É evidente que a ignorância de Deus não
é ignorância, mas mistério. Em seu desígnio de fazer, declarar ou
demonstrar, desconhece de modo que conheça e não desconhece enquanto
desconhece.
2.
Contudo, vejamos se é possível que Ele
seja tão fraco que não possa saber aquilo que o Pai sabe, embora seja poderoso
para conhecer os pensamentos dos corações humanos.
3.
Uma natureza mais forte pode penetrar
nos movimentos vitais de uma natureza inferior e atravessá-la com seu poder,
por ser mais forte, mas não pode penetrar em naturezas mais fortes, por ser
mais fraca.
4.
As coisas leves estão sujeitas a ser atravessadas
pelas mais pesadas, as ralas, pelas densas, as líquidas, pelas sólidas e,
ao contrário, as pesadas não cedem às
leves, nem as densas às ralas, nem as sólidas às líquidas, já que o que é forte
não se deixa penetrar pelo que é fraco, e o que é fraco pode ser atravessado
pelo que é forte.
5.
Por este motivo, os ímpios dizem que o
Filho ignora os pensamentos de Deus Pai, porque, sendo fraco, não pode penetrar
no que é mais forte e, sendo frágil, não pode atravessar o que é mais firme.
Capítulo
69.
6.
Se alguém não apenas ousa dizer, com
palavras temerárias, estas coisas a respeito do Deus Unigênito, mas ainda se
atreve a pensar com ímpio coração, saiba que o Apóstolo, escrevendo aos
Coríntios, assim afirmava sobre o Espírito Santo: A nós, porém, Deus
nos revelou pelo Espírito. Pois o Espírito tudo perscruta, até mesmo as profundezas
de Deus.
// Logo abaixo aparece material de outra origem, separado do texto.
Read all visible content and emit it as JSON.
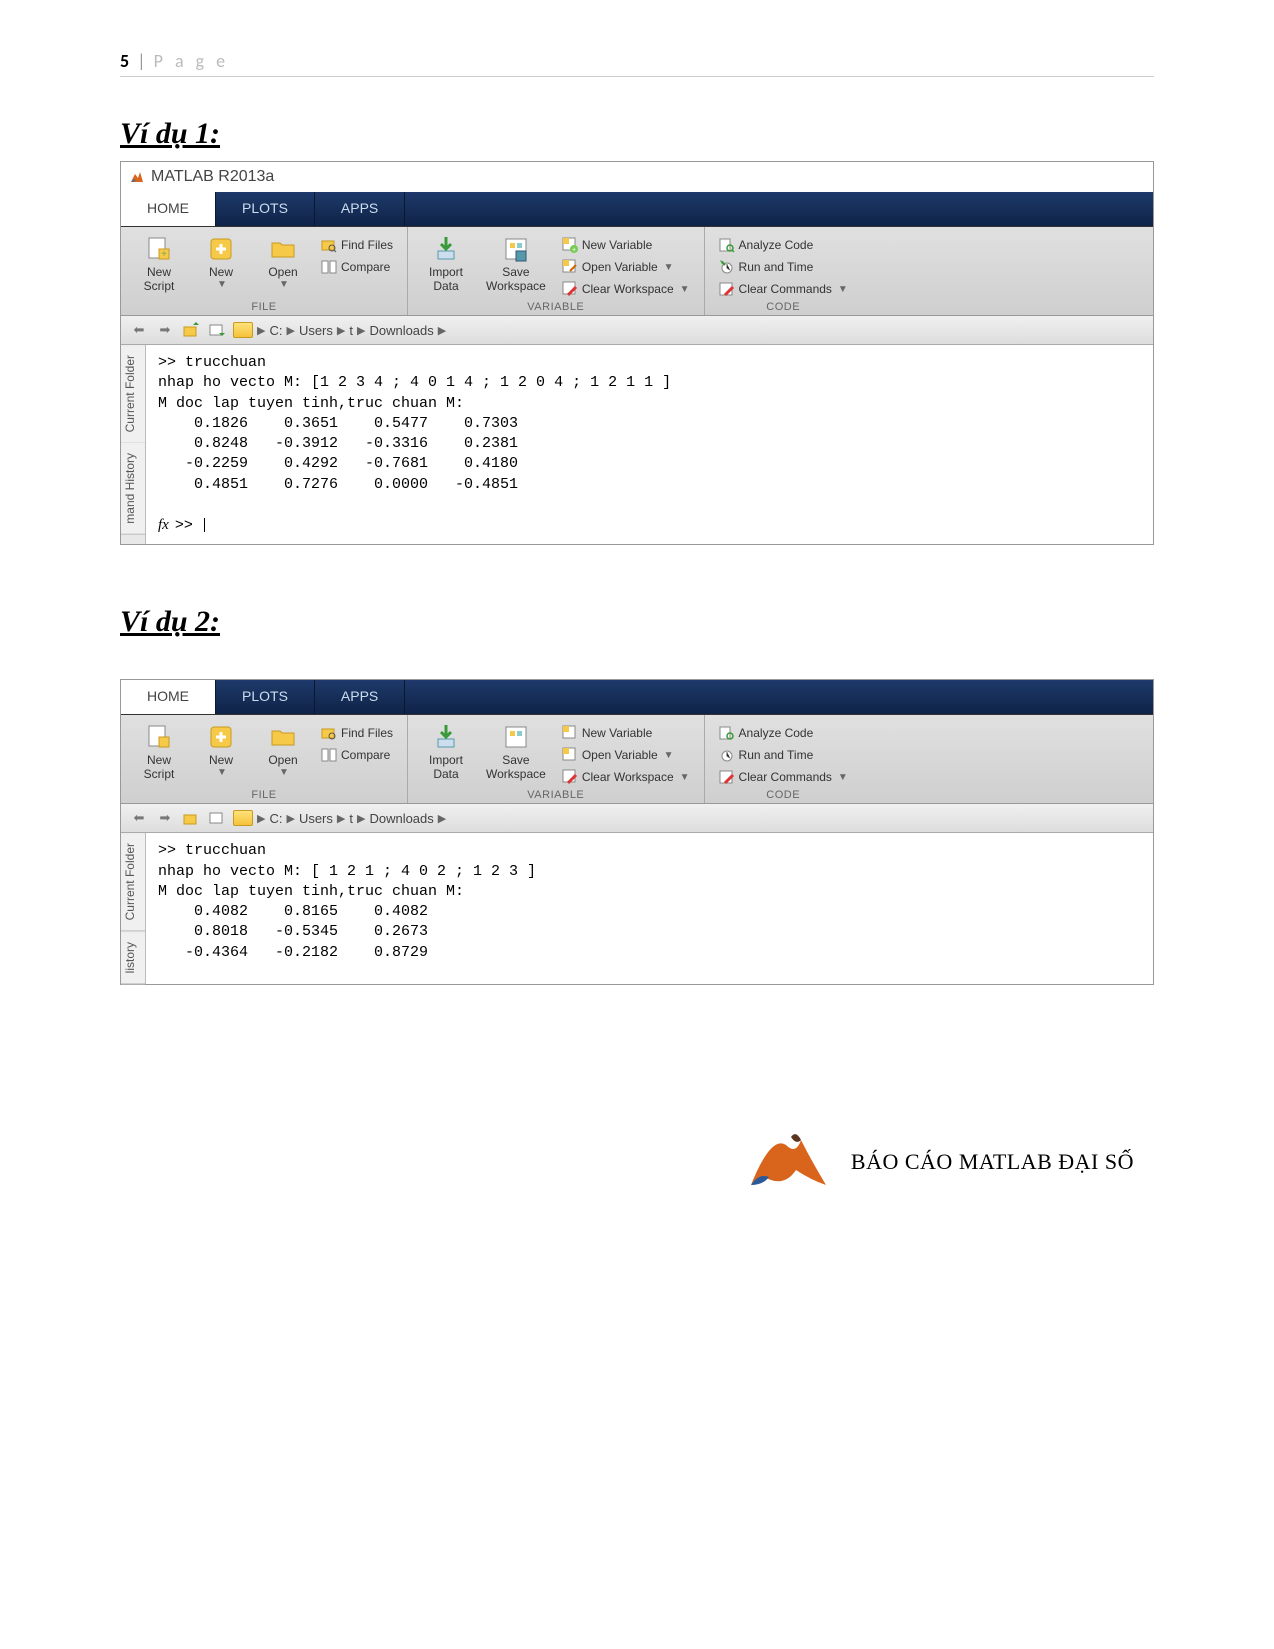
{
  "page_header": {
    "number": "5",
    "separator": "|",
    "label": "P a g e"
  },
  "heading1": "Ví dụ 1:",
  "heading2": "Ví dụ 2:",
  "app_title": "MATLAB R2013a",
  "tabs": {
    "home": "HOME",
    "plots": "PLOTS",
    "apps": "APPS"
  },
  "ribbon": {
    "file": {
      "newscript": "New\nScript",
      "new": "New",
      "open": "Open",
      "findfiles": "Find Files",
      "compare": "Compare",
      "label": "FILE"
    },
    "variable": {
      "import": "Import\nData",
      "save": "Save\nWorkspace",
      "newvar": "New Variable",
      "openvar": "Open Variable",
      "clearws": "Clear Workspace",
      "label": "VARIABLE"
    },
    "code": {
      "analyze": "Analyze Code",
      "run": "Run and Time",
      "clearcmd": "Clear Commands",
      "label": "CODE"
    }
  },
  "breadcrumb": [
    "C:",
    "Users",
    "t",
    "Downloads"
  ],
  "side": {
    "current": "Current Folder",
    "history": "mand History",
    "history2": "listory"
  },
  "console1": ">> trucchuan\nnhap ho vecto M: [1 2 3 4 ; 4 0 1 4 ; 1 2 0 4 ; 1 2 1 1 ]\nM doc lap tuyen tinh,truc chuan M:\n    0.1826    0.3651    0.5477    0.7303\n    0.8248   -0.3912   -0.3316    0.2381\n   -0.2259    0.4292   -0.7681    0.4180\n    0.4851    0.7276    0.0000   -0.4851\n",
  "console2": ">> trucchuan\nnhap ho vecto M: [ 1 2 1 ; 4 0 2 ; 1 2 3 ]\nM doc lap tuyen tinh,truc chuan M:\n    0.4082    0.8165    0.4082\n    0.8018   -0.5345    0.2673\n   -0.4364   -0.2182    0.8729",
  "footer_text": "BÁO CÁO MATLAB ĐẠI SỐ"
}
Pois, quem dentre os homens sabe o que se passa no homem, a não ser o
espírito do homem que está nele? Assim também o que há em Deus ninguém conhece,
a não ser o Espírito de Deus (1Cor 2,10-11).
7.
Deixando de lado os inúteis exemplos de
coisas corpóreas, consideremos a Deus de Deus e Espírito do Espírito mais pelo
seu poder que pela sua condição terrena.
8.
Acreditemos, não por um juízo nosso,
mas pela declaração divina, confiando na palavra de quem diz: Quem me vê, vê
também o Pai (Jo 14,9). Não ignoremos Aquele que diz: por minhas obras,
crede que o Pai está em mim, e eu no Pai (Jo 10,38), nem Aquele que diz: Eu
e o Pai somos Um (Jo 10,30).
9.
Se estas palavras, usadas de acordo com
nossa maneira humana de entender, confirmam nossa ideia das coisas, não tem
diferença de natureza em relação Àquele em quem é visto por meio da
inteligência nem é diferente, no modo de ser, Aquele que, tendo em si o que
permanece nele, está, por sua vez, no que permanece nele.
10. Procura
entender a unidade, já que a natureza não é divisível. Percebe ainda o
verdadeiro mistério da natureza indivisível, pois o que é Um é espelho do que é
Um.
11. Mas
não é como um espelho cujo esplendor reproduz a forma da imagem exterior e sim
como uma natureza viva, não diferente da natureza viva, porque toda ela provém
da natureza do Pai, já que, por ser unigênita, tem em si o Pai e, por ser Deus,
permanece no Pai.
Capítulo
70.
12. Os
hereges, não podendo modificar estas coisas explicadas pelo Senhor para dar a conhecer
o mistério da natividade, esforçam-se por contorná-las, referindo-as à concórdia
das vontades, de sorte que, no Deus Pai e no Deus Filho, não exista unidade da
divindade, mas da vontade, como se a palavra da divina doutrina carecesse de
meios para expressar-se.
13. Talvez
o Senhor não tivesse podido dizer: Eu e o Pai queremos a mesma coisa, em
vez de: Eu e o Pai somos Um, ou então, sendo incapaz de falar, não teria
podido dizer: Quem vê minha vontade, vê também a vontade de meu Pai, o
que seria o mesmo que: Quem me vê, vê também o Pai.
14. Talvez
não pudesse ser dito em linguagem divina: A vontade de meu Pai está em mim e
a minha vontade está em meu Pai, e por isso Ele devesse dizer: Eu estou
no Pai, e o Pai está em mim (Jo 14,11).
15. Tais coisas
são todas torpes, ineptas e ímpias. O bom senso não aceita a opinião descabida segundo
a qual o Senhor não teria podido dizer o que queria ou teria dito algo diverso
do que disse. Sabemos que usou parábolas e alegorias. Mas isto é diferente de
confirmar os ditos por exemplos, garantir a dignidade do discurso pela
interpretação dos provérbios ou ajustar-se ao modo de falar do seu tempo.
16. Na
unidade do discurso do qual tratamos não há lugar para outra interpretação das
palavras, que devem ser entendidas tais quais soam.
17. Se são
Um porque querem a mesma coisa, as naturezas separáveis não podem querer o mesmo.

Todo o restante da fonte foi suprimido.